Over the next few posts, we're going discuss three very simple steps to effectively express your emotions. With practice in patience, applying these principles to your life will help you feel more connected and engaged with others—even when expressing negative emotions. This practice will cause you to no longer put people off or cause people to avoid you. 
The very first step is that you convert your own feelings into words. It is very common for a person to experience strong emotion and be asked, “how are you feeling?” Yet too many people lack the words to accurately express the emotion. Rather, the default expression is:
I’m angry...
I feel bad.. . 
I’m not happy…
But the more you take the time to check in with yourself, the better you develop an accurate description of what you're experiencing. Are you feeling disappointed? Are you feeling betrayed? Are you feeling confused, frustrated, or resentful? Are you enraged? These words, communicate the degree of pain or discomfort you are in. Taking time with yourself is the very first important thing to do.

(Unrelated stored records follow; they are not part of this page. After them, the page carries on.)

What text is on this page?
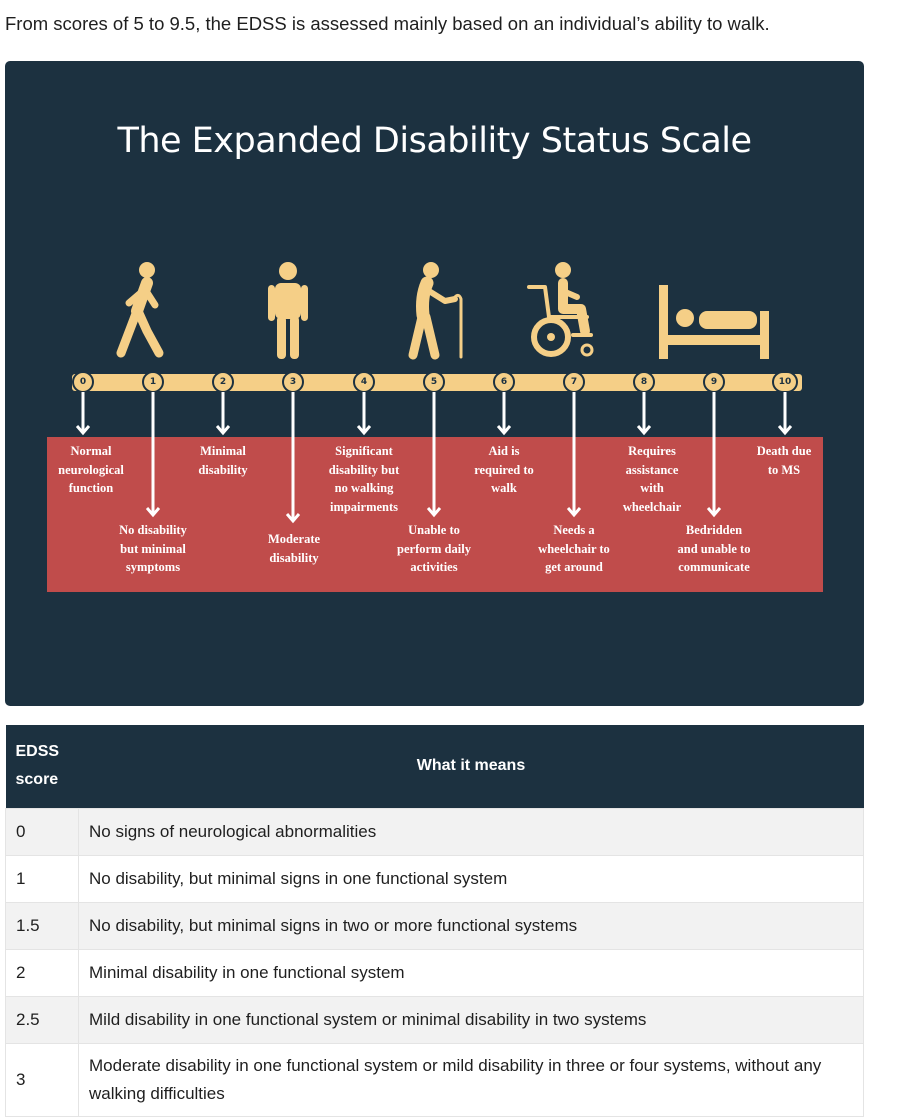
From scores of 5 to 9.5, the EDSS is assessed mainly based on an individual’s ability to walk.
The Expanded Disability Status Scale
0	1	2	3	4	5	6	7	8	9	10
Normal
neurological
function
Minimal
disability
Significant
disability but
no walking
impairments
Aid is
required to
walk
Requires
assistance
with
wheelchair
Death due
to MS
No disability
but minimal
symptoms
Moderate
disability
Unable to
perform daily
activities
Needs a
wheelchair to
get around
Bedridden
and unable to
communicate
EDSS
score	What it means
0	No signs of neurological abnormalities
1	No disability, but minimal signs in one functional system
1.5	No disability, but minimal signs in two or more functional systems
2	Minimal disability in one functional system
2.5	Mild disability in one functional system or minimal disability in two systems
3	Moderate disability in one functional system or mild disability in three or four systems, without any walking difficulties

What was modeled for many of us is that when you feel a negative emotion, you blow up and you vomit on other people in the moment. But what does that accomplish? How do you feel when someone just—all of a sudden—vomits on you? Even when you caused it, even when you made a mistake? Is it fun when someone pukes their negative emotion on you? Yet somehow, we were taught this this method of expressing negative emotion. On the opposite extreme, what was modeled is total shutdown, withdrawal or avoidance. On either extreme, we gain the exact opposite of what we really want. What we really want is to be understood. What we really want is to be connected with. But instead of seizing our connection opportunity, we vomit on people or totally withdraw.  
When people get vomited on, or when they are unsure about your withdrawal, they're going to find ways to avoid you more and more and more. Or in other instances, when they notice the little pressure buildup happening, they find convenient, exit doors to get away from you. 
So what do you want to do? You actually want to take a “time out.” You want time out, you want to have a conversation with yourself. This is your soul's way of telling you need to pay closer attention to yourself right now.
It’s time to attend to what you are experiencing in the emotional realm. 
What is it that I'm feeling? How can I express this in words and how can I take care of myself in this moment? How do I puzzle this out in words before I attempt to communicate it to another human being? Fifty percent of our interpersonal conflict can come to closure so much more quickly when we practice this very, very important step.
Take care of yourself and communicate with yourself in words. What are you actually feeling?